The main downside to this type of implementation is that the usability heavily depends on efficiently approximating the tradeoff curve between criteria. If the solver is too slow, the treatment planner could be wasting time waiting for the tradeoff generation. One way to quicken the solving process is to solve a model that benefits from previous solution information. For the linear program applied to the brain and prostate cases in Sec. 3, the model used the most recent solving iteration’s solution to initialize the solver for the next point on the tradeoff curve. Another way to speed up the process is to design a solver to run on a graphics processing unit (GPU). When properly designed and coded, models solved using GPUs allow for significant increases in speed (see, e.g., Ref. 28).
In practice, it might be beneficial to supplement the SALO procedure with other dose distribution information. Dose distribution statistics and DVHs for points along the tradeoff curves can be generated will little extra computational effort and would bolster the information presented treatment planners. Because all calculations up to the first stage tradeoff assessment can be computed without treatment planner interaction, different first stage scenarios can be generated to influence decisions on the full prioritization.

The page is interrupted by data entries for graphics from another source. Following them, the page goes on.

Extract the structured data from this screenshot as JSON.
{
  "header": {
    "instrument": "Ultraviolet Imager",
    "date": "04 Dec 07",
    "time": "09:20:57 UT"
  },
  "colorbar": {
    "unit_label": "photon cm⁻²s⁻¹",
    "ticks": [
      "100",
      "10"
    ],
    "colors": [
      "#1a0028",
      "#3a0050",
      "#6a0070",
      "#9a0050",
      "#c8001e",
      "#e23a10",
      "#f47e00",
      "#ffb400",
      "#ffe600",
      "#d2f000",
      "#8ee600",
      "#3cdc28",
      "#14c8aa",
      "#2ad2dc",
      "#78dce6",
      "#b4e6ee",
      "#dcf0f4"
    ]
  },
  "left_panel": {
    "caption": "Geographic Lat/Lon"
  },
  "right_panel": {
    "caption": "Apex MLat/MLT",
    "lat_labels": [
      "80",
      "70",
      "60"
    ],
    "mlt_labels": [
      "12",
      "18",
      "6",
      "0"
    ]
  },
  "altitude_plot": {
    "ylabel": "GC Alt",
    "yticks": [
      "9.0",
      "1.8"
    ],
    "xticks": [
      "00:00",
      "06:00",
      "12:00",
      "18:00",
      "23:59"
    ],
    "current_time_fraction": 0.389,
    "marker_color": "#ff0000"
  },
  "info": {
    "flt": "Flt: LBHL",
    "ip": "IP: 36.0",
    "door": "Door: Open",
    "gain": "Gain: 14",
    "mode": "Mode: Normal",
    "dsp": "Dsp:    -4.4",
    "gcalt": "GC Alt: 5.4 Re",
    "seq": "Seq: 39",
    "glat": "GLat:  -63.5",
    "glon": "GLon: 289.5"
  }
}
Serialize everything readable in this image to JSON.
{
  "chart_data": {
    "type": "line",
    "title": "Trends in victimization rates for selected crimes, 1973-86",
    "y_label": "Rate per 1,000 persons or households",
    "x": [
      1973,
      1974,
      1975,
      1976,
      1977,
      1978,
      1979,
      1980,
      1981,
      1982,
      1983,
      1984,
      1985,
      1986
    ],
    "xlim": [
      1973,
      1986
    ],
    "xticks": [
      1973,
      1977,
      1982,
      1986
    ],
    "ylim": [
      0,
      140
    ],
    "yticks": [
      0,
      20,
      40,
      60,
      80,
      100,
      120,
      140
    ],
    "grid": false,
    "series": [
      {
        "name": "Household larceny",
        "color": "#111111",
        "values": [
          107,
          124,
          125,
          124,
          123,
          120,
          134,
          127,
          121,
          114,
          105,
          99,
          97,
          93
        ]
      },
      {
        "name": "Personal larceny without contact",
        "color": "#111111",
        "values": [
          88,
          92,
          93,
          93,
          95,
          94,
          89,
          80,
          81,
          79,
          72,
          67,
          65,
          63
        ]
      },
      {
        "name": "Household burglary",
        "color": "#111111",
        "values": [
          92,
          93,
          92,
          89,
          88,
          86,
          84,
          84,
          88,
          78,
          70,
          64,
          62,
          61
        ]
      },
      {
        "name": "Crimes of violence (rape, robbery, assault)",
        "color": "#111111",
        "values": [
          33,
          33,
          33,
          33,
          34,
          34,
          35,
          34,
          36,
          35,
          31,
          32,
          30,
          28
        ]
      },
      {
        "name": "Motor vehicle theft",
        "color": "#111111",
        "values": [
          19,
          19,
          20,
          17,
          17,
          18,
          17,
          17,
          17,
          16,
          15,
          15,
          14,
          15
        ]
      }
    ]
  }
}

That is, a treatment planner can assess multiple initial tradeoffs before deciding the relative importances of criteria. Finally, for the treatment planners interested in the final relative weights between the different criteria, these values can be recreated after the SALO approach (see Ref. 1 for this method).
CONCLUSIONS
The SALO procedure provides treatment planners with a directed, systematic process to treatment plan selection. By following a physician’s prioritization, the treatment planner can avoid wasting effort considering clinically inferior treatment plans. The planner is guided by criteria importance, but given the information necessary to accurately assess the tradeoff between criteria each stage. When applied to clinical cases, the SALO procedure efficiently generated desirable treatment plans. As treatment planning becomes more individualized and complex with new techniques and models, methods that efficiently guide the treatment planner towards desirable plans will be necessary to implement these advances at the clinical level.
ACKNOWLEDGMENTS
The authors would like to thank Dr. Christina Tsien, MD, for her involvement in selecting tradeoffs in the SALO implementation. They also would like to thank Dr. James Balter, Ph.D., Dr. Marc Kessler, Ph.D., Dr. Dan McShan, Ph.D., and Dr. Jean Moran, Ph.D. of the Department of Radiation Oncology at the University of Michigan for their insights and contributions. This work was supported in part by Grant No. NIH-P01-CA59827.